This wasn’t the end of it, though. I returned from a shopping trip to Glasgow to find a whippet bedded down under the cooker (electric) and a huge hole in my kitchen floor. What’s going on, for goodness sake?’ I asked Robin. ‘It’s the gasmen, looking for a leak.’ You see why I deal with the practicalities. Shortly three men with lighted cigarettes (no, I’m not making it up) emerged from the underfloor, and told me they couldn’t find my leak. I said that indeed they shouldn’t be able to, since I’d had the gas cut off outside my property some months ago. They agreed that that would explain it. I was left very thankful that they were not there to install gas.
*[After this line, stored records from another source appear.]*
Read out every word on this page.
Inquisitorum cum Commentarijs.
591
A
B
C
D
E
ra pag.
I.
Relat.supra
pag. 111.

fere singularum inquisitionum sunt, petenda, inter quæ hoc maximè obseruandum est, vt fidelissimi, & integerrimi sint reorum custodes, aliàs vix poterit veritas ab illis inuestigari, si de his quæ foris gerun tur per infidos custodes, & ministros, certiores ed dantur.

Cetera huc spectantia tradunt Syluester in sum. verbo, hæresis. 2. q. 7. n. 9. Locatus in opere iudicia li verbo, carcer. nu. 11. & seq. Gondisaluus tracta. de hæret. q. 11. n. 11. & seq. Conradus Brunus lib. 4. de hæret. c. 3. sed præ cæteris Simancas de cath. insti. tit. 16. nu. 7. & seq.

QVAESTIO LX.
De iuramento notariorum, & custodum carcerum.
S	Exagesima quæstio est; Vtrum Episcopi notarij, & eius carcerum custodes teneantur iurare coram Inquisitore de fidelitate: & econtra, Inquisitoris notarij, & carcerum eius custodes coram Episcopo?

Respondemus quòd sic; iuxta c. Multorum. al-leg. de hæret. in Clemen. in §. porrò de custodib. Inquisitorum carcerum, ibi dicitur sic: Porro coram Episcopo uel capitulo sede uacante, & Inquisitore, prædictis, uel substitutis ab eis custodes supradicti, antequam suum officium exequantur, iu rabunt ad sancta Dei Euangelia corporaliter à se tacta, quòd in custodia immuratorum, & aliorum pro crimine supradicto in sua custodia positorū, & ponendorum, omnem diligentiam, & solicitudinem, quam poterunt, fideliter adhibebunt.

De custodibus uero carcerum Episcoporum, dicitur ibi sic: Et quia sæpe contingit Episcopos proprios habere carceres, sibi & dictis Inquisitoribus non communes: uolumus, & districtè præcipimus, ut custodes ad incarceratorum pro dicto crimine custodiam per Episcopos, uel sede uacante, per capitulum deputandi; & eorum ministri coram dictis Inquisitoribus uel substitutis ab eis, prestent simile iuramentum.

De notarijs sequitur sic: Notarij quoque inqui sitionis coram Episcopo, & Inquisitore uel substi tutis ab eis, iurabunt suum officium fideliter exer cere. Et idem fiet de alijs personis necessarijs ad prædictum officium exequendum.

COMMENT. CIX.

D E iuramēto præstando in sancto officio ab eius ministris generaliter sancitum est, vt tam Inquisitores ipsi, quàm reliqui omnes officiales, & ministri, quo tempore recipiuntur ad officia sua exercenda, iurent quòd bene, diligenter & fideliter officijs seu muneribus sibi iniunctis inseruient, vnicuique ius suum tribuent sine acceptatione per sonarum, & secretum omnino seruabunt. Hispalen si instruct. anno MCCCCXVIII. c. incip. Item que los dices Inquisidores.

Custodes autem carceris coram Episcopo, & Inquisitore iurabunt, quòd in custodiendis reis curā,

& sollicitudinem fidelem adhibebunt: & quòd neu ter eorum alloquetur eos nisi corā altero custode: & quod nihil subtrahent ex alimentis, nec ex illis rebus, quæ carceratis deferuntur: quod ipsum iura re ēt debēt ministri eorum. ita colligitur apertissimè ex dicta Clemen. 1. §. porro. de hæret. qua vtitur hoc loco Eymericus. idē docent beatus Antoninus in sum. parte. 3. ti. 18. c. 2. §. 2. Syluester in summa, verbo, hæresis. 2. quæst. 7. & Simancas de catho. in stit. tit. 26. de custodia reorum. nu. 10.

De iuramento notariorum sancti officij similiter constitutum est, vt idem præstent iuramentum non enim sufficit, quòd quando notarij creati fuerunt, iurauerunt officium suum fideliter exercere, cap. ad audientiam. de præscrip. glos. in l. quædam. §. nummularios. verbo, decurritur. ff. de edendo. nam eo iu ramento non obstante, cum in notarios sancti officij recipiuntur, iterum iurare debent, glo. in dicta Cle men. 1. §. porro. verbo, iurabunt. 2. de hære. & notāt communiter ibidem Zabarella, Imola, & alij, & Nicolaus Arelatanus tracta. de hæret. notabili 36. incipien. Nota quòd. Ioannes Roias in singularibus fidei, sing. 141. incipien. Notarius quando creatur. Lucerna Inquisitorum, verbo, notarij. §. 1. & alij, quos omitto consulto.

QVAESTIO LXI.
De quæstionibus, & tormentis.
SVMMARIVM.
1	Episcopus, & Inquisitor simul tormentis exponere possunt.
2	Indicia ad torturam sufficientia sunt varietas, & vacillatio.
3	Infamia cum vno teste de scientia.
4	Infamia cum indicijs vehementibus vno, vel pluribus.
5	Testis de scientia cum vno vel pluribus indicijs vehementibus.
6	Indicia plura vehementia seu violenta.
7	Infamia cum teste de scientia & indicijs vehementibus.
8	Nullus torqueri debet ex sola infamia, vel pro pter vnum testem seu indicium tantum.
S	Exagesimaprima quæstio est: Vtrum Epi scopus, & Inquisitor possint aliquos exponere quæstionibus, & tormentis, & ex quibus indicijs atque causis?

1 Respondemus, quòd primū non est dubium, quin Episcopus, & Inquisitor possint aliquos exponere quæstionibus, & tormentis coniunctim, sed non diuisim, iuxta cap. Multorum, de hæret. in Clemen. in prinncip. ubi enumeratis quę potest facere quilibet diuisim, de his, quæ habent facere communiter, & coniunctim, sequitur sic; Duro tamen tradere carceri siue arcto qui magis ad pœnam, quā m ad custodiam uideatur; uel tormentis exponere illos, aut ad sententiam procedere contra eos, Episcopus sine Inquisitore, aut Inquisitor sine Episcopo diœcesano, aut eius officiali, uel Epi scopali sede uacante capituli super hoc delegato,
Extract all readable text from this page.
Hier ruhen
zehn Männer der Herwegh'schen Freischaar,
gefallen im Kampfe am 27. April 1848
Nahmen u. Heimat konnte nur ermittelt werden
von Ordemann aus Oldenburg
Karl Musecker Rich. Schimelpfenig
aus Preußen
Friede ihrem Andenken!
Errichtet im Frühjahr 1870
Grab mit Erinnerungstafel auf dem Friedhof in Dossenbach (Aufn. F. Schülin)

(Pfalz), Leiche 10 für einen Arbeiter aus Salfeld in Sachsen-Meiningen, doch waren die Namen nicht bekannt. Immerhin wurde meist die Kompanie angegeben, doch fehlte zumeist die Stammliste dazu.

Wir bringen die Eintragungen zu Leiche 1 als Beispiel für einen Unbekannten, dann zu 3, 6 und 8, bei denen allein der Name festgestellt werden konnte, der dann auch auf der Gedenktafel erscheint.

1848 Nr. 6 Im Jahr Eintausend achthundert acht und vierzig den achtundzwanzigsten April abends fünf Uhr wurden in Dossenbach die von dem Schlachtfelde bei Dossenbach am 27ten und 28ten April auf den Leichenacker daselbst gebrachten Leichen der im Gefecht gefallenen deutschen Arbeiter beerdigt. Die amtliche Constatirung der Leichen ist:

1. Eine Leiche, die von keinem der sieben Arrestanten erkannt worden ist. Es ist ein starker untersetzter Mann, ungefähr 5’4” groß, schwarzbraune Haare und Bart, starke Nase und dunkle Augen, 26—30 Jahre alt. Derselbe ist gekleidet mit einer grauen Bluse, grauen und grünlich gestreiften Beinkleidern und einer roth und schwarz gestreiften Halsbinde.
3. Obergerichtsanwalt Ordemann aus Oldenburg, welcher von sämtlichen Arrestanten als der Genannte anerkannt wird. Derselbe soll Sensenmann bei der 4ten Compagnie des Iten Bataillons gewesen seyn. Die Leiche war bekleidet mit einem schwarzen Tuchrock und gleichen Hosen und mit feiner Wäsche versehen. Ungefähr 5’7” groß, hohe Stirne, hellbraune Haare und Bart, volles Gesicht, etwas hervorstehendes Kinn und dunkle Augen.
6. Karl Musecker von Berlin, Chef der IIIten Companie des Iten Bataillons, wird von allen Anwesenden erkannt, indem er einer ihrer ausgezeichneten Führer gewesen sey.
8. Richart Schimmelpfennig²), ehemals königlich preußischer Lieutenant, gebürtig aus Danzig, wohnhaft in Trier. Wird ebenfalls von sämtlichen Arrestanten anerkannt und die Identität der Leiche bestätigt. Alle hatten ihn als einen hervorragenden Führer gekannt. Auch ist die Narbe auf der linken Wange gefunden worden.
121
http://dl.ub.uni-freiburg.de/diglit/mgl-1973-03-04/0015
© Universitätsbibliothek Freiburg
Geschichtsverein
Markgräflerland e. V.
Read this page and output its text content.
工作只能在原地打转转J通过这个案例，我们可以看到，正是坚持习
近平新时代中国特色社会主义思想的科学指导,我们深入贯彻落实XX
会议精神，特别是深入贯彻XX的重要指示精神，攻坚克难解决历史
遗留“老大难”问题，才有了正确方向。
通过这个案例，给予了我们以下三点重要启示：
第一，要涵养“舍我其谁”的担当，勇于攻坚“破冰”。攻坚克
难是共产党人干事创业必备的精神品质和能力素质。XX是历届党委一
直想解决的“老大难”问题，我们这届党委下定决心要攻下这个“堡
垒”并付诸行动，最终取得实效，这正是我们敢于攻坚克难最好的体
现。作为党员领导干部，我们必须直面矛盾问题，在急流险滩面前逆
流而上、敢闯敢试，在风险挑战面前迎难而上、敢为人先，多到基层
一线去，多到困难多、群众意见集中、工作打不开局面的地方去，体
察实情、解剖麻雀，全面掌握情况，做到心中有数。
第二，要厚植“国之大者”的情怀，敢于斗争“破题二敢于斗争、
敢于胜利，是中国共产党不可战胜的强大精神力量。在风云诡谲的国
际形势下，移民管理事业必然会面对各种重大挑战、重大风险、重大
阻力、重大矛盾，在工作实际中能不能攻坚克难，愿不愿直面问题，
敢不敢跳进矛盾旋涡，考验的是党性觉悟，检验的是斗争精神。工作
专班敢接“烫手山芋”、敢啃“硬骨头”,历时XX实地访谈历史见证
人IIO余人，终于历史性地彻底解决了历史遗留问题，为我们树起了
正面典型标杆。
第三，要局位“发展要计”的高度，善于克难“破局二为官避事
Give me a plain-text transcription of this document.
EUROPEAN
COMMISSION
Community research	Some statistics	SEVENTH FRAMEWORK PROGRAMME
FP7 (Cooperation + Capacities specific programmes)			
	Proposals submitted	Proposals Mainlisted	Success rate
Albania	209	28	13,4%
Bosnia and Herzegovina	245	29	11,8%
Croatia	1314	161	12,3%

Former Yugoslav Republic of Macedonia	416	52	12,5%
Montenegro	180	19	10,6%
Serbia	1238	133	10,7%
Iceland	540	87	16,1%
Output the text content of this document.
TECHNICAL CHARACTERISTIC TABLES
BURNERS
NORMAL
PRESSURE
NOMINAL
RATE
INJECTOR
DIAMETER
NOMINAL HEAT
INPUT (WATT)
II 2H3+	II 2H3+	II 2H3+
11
I act as Robin’s medium between the real world and the planet he inhabits  along with characters from his novels and other things that the rest of us aren’t aware of. The result is that, as much as for my own sake as his, it is my job to sort out the practicalities of life – what house or car we can afford, what central heating we should install, when the car needs servicing, how to clean the boiler and whether we should change insurance companies.

If someone comes to the door to say that we have a slate missing, will they attend to it? Or they have leftover tarmac, would we like our drive done? Robin calls ‘Sallie, it’s for you’

And if I’m out, he says ‘you’ll have to come back when my wife’s in’

However, a few years ago I came back from shopping to be greeted by Robin with an obvious smirk on his face. ‘A man came to read the gas meter,’ he told me smugly, ‘and I showed him the meter (I was supposed to be impressed by the fact that he knew where to find it – and I was) ‘He took a reading and went away.’ said Robin, visibly swelling with pride. ‘That’s not just clever, darling.’ I said ‘it’s nothing short of miraculous. We haven’t had gas for fifty years!’

I would like to leave it there, but Robin said, a trifle sulkily ‘well he read something, and seemed quite happy.’

‘Yes,’ I said, ‘it was a man from Scottish Gas to read the electric meter.’